Regulation of DNA Replication Timing

− この都医学研セミナーは終了しました。 −

演者 Nick Rhind
Department of Biochemistry and Molecular Pharmacology, University of Massachusetts Medical School (Professor)
会場 東京都医学総合研究所 2階講堂
日時 平成30年9月18日(火)16:00~
世話人 正井 久雄 (東京都医学総合研究所 所長)
参加自由 詳細は下記問合せ先まで
お問い合わせ 研究推進課 普及広報係
電話 03-5316-3109


Eukaryotic genomes replicate in defined patterns, with some loci replicating early in S phase and others replicating later. Replication timing correlates with transcription, chromatin modification, sub-nuclear localization and genome evolution, suggesting an intimate association between replication timing and other important aspects of chromosome metabolism. However, the mechanism that regulates replication timing is currently unknown.

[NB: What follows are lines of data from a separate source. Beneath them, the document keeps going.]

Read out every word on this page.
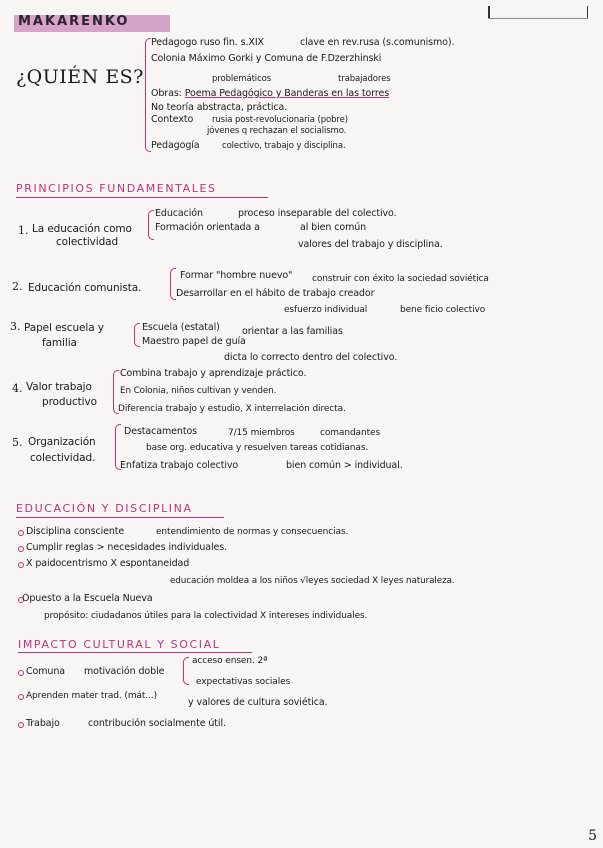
MAKARENKO
¿QUIÉN ES?
Pedagogo ruso fin. s.XIX	clave en rev.rusa (s.comunismo).
Colonia Máximo Gorki y Comuna de F.Dzerzhinski
problemáticos	trabajadores
Obras: Poema Pedagógico y Banderas en las torres
No teoría abstracta, práctica.
Contexto rusia post-revolucionaria (pobre)
jóvenes q rechazan el socialismo.
Pedagogía	colectivo, trabajo y disciplina.
PRINCIPIOS FUNDAMENTALES
1. La educación como
colectividad
Educación	proceso inseparable del colectivo.
Formación orientada a	al bien común
valores del trabajo y disciplina.
2. Educación comunista.
Formar "hombre nuevo" construir con éxito la sociedad soviética
Desarrollar en el hábito de trabajo creador
esfuerzo individual	bene ficio colectivo
3. Papel escuela y
familia
Escuela (estatal) orientar a las familias
Maestro papel de guía
dicta lo correcto dentro del colectivo.
4. Valor trabajo
productivo
Combina trabajo y aprendizaje práctico.
En Colonia, niños cultivan y venden.
Diferencia trabajo y estudio, X interrelación directa.
5. Organización
colectividad.
Destacamentos	7/15 miembros	comandantes
base org. educativa y resuelven tareas cotidianas.
Enfatiza trabajo colectivo	bien común > individual.
EDUCACIÓN Y DISCIPLINA
Disciplina consciente	entendimiento de normas y consecuencias.
Cumplir reglas > necesidades individuales.
X paidocentrismo X espontaneidad
educación moldea a los niños √leyes sociedad X leyes naturaleza.
Opuesto a la Escuela Nueva
propósito: ciudadanos útiles para la colectividad X intereses individuales.
IMPACTO CULTURAL Y SOCIAL
Comuna motivación doble
acceso ensen. 2ª
expectativas sociales
Aprenden mater trad. (mát...)
y valores de cultura soviética.
Trabajo	contribución socialmente útil.
5
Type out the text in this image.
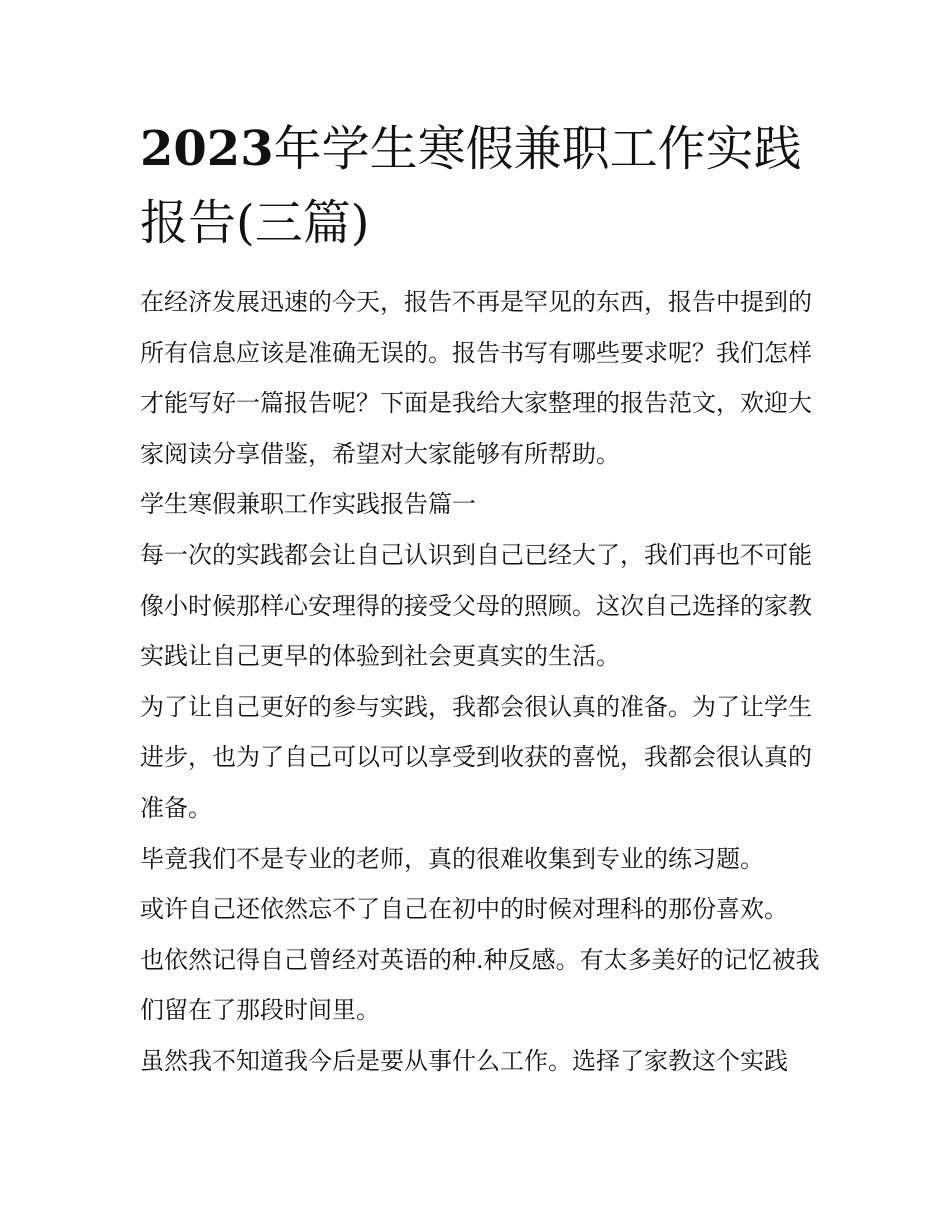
2023年学生寒假兼职工作实践报告(三篇)

在经济发展迅速的今天，报告不再是罕见的东西，报告中提到的所有信息应该是准确无误的。报告书写有哪些要求呢？我们怎样才能写好一篇报告呢？下面是我给大家整理的报告范文，欢迎大家阅读分享借鉴，希望对大家能够有所帮助。

学生寒假兼职工作实践报告篇一

每一次的实践都会让自己认识到自己已经大了，我们再也不可能像小时候那样心安理得的接受父母的照顾。这次自己选择的家教实践让自己更早的体验到社会更真实的生活。

为了让自己更好的参与实践，我都会很认真的准备。为了让学生进步，也为了自己可以可以享受到收获的喜悦，我都会很认真的准备。

毕竟我们不是专业的老师，真的很难收集到专业的练习题。

或许自己还依然忘不了自己在初中的时候对理科的那份喜欢。

也依然记得自己曾经对英语的种.种反感。有太多美好的记忆被我们留在了那段时间里。

虽然我不知道我今后是要从事什么工作。选择了家教这个实践
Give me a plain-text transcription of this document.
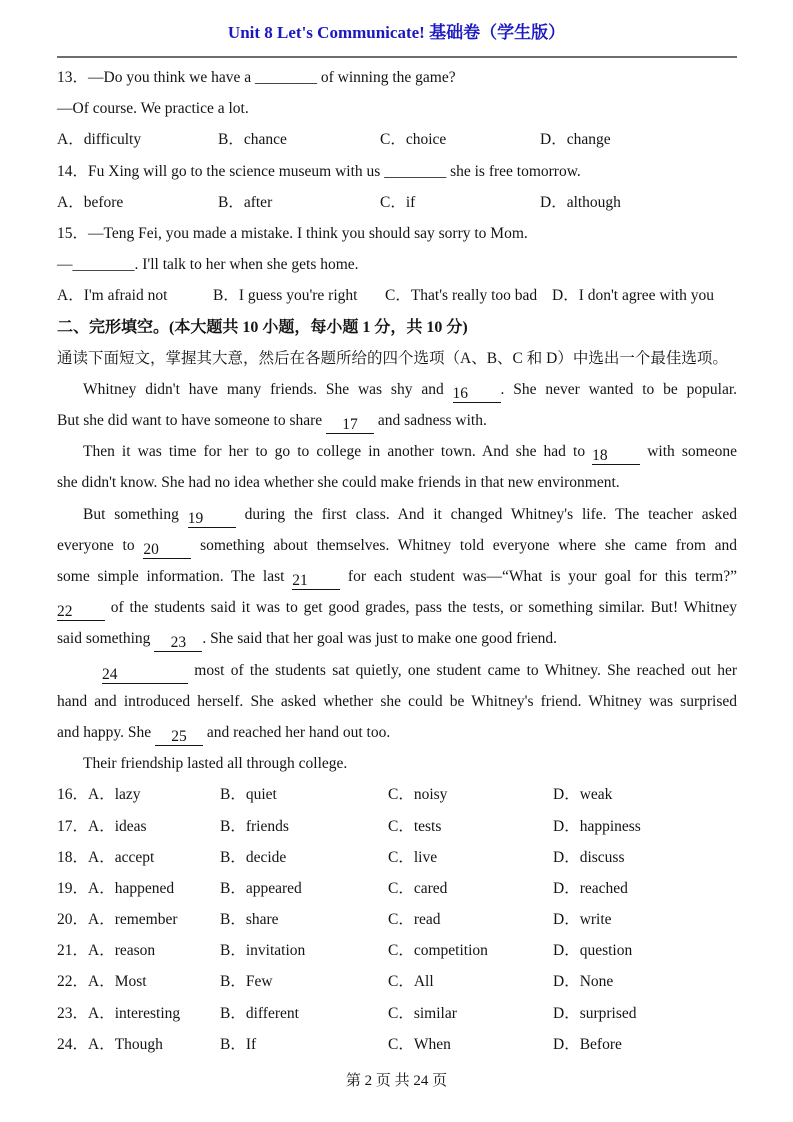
Unit 8 Let's Communicate! 基础卷（学生版）
13．—Do you think we have a ________ of winning the game?
—Of course. We practice a lot.
A．difficulty	B．chance	C．choice	D．change
14．Fu Xing will go to the science museum with us ________ she is free tomorrow.
A．before	B．after	C．if	D．although
15．—Teng Fei, you made a mistake. I think you should say sorry to Mom.
—________. I'll talk to her when she gets home.
A．I'm afraid not	B．I guess you're right C．That's really too bad D．I don't agree with you
二、完形填空。(本大题共 10 小题，每小题 1 分，共 10 分)
通读下面短文，掌握其大意，然后在各题所给的四个选项（A、B、C 和 D）中选出一个最佳选项。
Whitney didn't have many friends. She was shy and 16 . She never wanted to be popular.
But she did want to have someone to share 17 and sadness with.
Then it was time for her to go to college in another town. And she had to 18 with someone
she didn't know. She had no idea whether she could make friends in that new environment.
But something 19 during the first class. And it changed Whitney's life. The teacher asked
everyone to 20 something about themselves. Whitney told everyone where she came from and
some simple information. The last 21 for each student was—“What is your goal for this term?”
22 of the students said it was to get good grades, pass the tests, or something similar. But! Whitney
said something 23 . She said that her goal was just to make one good friend.
24	most of the students sat quietly, one student came to Whitney. She reached out her
hand and introduced herself. She asked whether she could be Whitney's friend. Whitney was surprised
and happy. She 25 and reached her hand out too.
Their friendship lasted all through college.
16． A．lazy	B．quiet	C．noisy	D．weak
17． A．ideas	B．friends	C．tests	D．happiness
18． A．accept	B．decide	C．live	D．discuss
19． A．happened	B．appeared	C．cared	D．reached
20． A．remember	B．share	C．read	D．write
21． A．reason	B．invitation	C．competition	D．question
22． A．Most	B．Few	C．All	D．None
23． A．interesting	B．different	C．similar	D．surprised
24． A．Though	B．If	C．When	D．Before
第 2 页 共 24 页
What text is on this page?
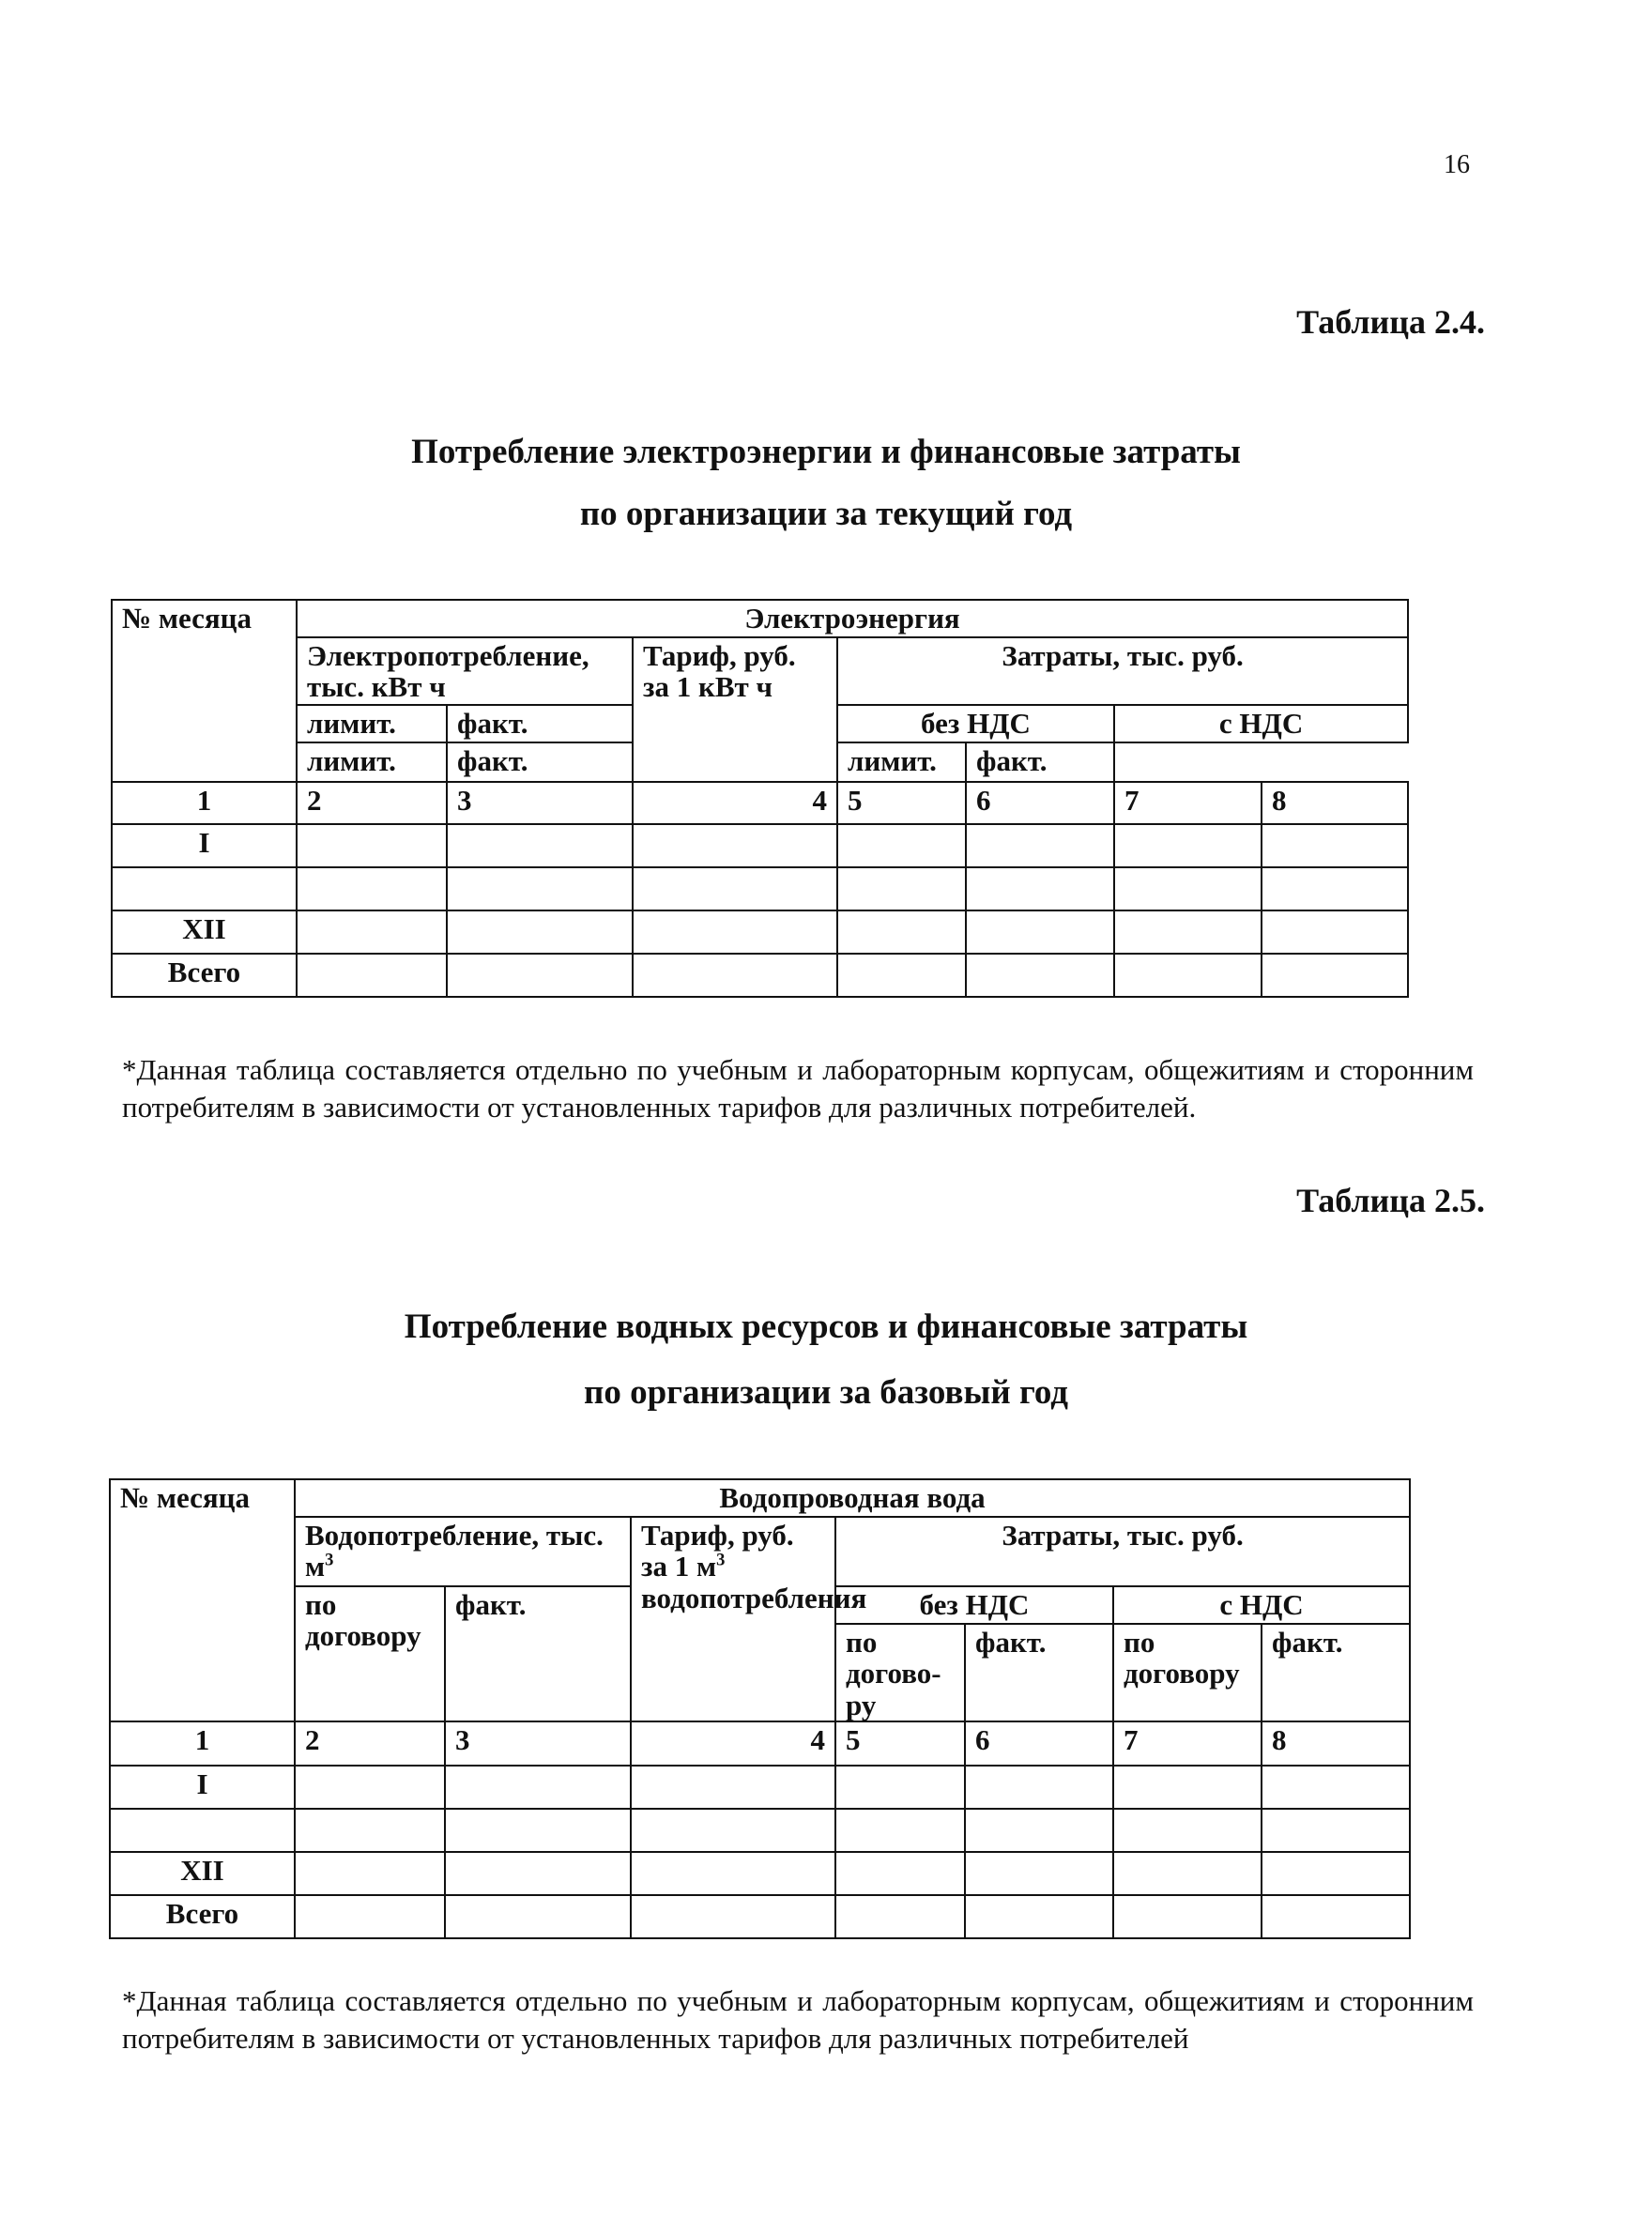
16
Таблица 2.4.
Потребление электроэнергии и финансовые затраты
по организации за текущий год
№ месяца	Электроэнергия						
	Электропотребление, тыс. кВт ч		Тариф, руб. за 1 кВт ч	Затраты, тыс. руб.			
	лимит.	факт.		без НДС		с НДС	
	лимит.	факт.		лимит.	факт.		
1	2	3	4	5	6	7	8
I							

XII							
Всего							
*Данная таблица составляется отдельно по учебным и лабораторным корпусам, общежитиям и сторонним потребителям в зависимости от установленных тарифов для различных потребителей.
Таблица 2.5.
Потребление водных ресурсов и финансовые затраты
по организации за базовый год
№ месяца	Водопроводная вода						
	Водопотребление, тыс. $м^3$		Тариф, руб. за 1 $м^3$ водопотребления	Затраты, тыс. руб.			
	по договору	факт.		без НДС		с НДС	
				по догово- ру	факт.	по договору	факт.
1	2	3	4	5	6	7	8
I							

XII							
Всего							
*Данная таблица составляется отдельно по учебным и лабораторным корпусам, общежитиям и сторонним потребителям в зависимости от установленных тарифов для различных потребителей
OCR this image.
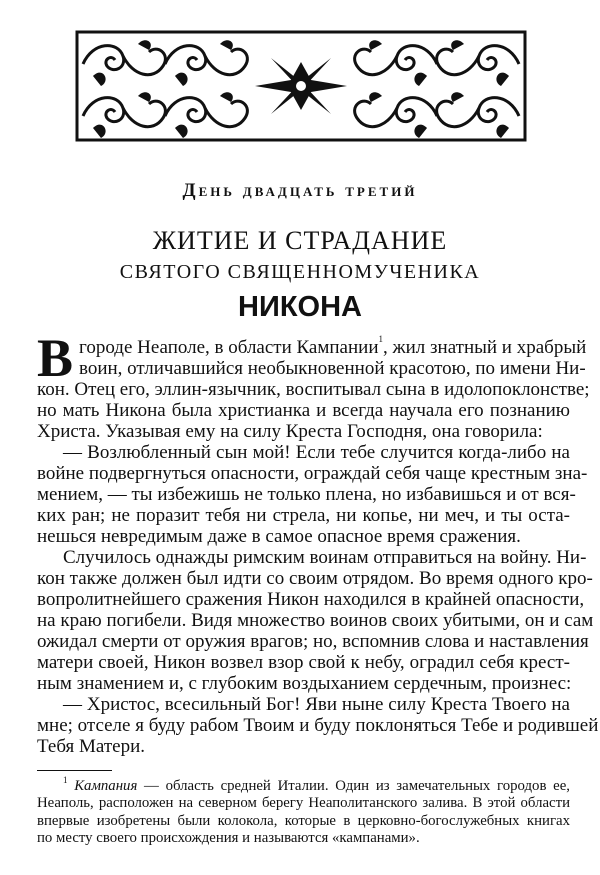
День двадцать третий
ЖИТИЕ И СТРАДАНИЕ
СВЯТОГО СВЯЩЕННОМУЧЕНИКА
НИКОНА
В городе Неаполе, в области Кампании$^1$, жил знатный и храбрый
воин, отличавшийся необыкновенной красотою, по имени Ни-
кон. Отец его, эллин-язычник, воспитывал сына в идолопоклонстве;
но мать Никона была христианка и всегда научала его познанию
Христа. Указывая ему на силу Креста Господня, она говорила:
— Возлюбленный сын мой! Если тебе случится когда-либо на
войне подвергнуться опасности, ограждай себя чаще крестным зна-
мением, — ты избежишь не только плена, но избавишься и от вся-
ких ран; не поразит тебя ни стрела, ни копье, ни меч, и ты оста-
нешься невредимым даже в самое опасное время сражения.
Случилось однажды римским воинам отправиться на войну. Ни-
кон также должен был идти со своим отрядом. Во время одного кро-
вопролитнейшего сражения Никон находился в крайней опасности,
на краю погибели. Видя множество воинов своих убитыми, он и сам
ожидал смерти от оружия врагов; но, вспомнив слова и наставления
матери своей, Никон возвел взор свой к небу, оградил себя крест-
ным знамением и, с глубоким воздыханием сердечным, произнес:
— Христос, всесильный Бог! Яви ныне силу Креста Твоего на
мне; отселе я буду рабом Твоим и буду поклоняться Тебе и родившей
Тебя Матери.
$^1$ Кампания — область средней Италии. Один из замечательных городов ее,
Неаполь, расположен на северном берегу Неаполитанского залива. В этой области
впервые изобретены были колокола, которые в церковно-богослужебных книгах
по месту своего происхождения и называются «кампанами».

We present a comprehensive explanation for the regulation of replication timing in budding yeast. We propose that origin timing is regulated by the number of MCM complexes loaded at an origin, with origins that have more MCMs loaded having a higher probability of firing and thus an earlier average replication time and origins that have fewer MCMs loaded having a later average replication time. We have tested this assertion by measuring the level of MCM loading at each origin by MCM ChIP-seq. As predicted, we find a strong correlation between MCM ChIP-seq signal and replication timing. Moreover, we have directly measured the number of MCMs loaded at specific origins by affinity purification of single-origin plasmids and find that early-replicating plasmid origins load more MCMs that late replicating ones. Finally, by manipulating the number of MCMs loaded at chromosomal origins through cis-acting ARS mutations, we can affect the timing of origin firing.We propose that the loading of MCMs is regulated by the ORC occupancy at origins during G1, with origins that bind ORC for a greater fraction of G1 having more MCMs loaded. Consistent with this hypothesis, we see a strong correlation between MCM ChIP-seq signal and ORC ChIP-seq signal at origins. We are currently manipulating ORC occupancy at specific origins to test this model.

In addition to the ORC-regulated, MCM-loading-based regulation of origin timing, heterochromatin can affect origin timing. Our preliminary results suggest that this regulation occurs largely at the level of MCM activation. Heterochromatic origins load as many MCM complexes as non-heterochromatic loci, but the heterochromatic MCMs are much less likely to fire than MCMs loaded at euchromatic origins.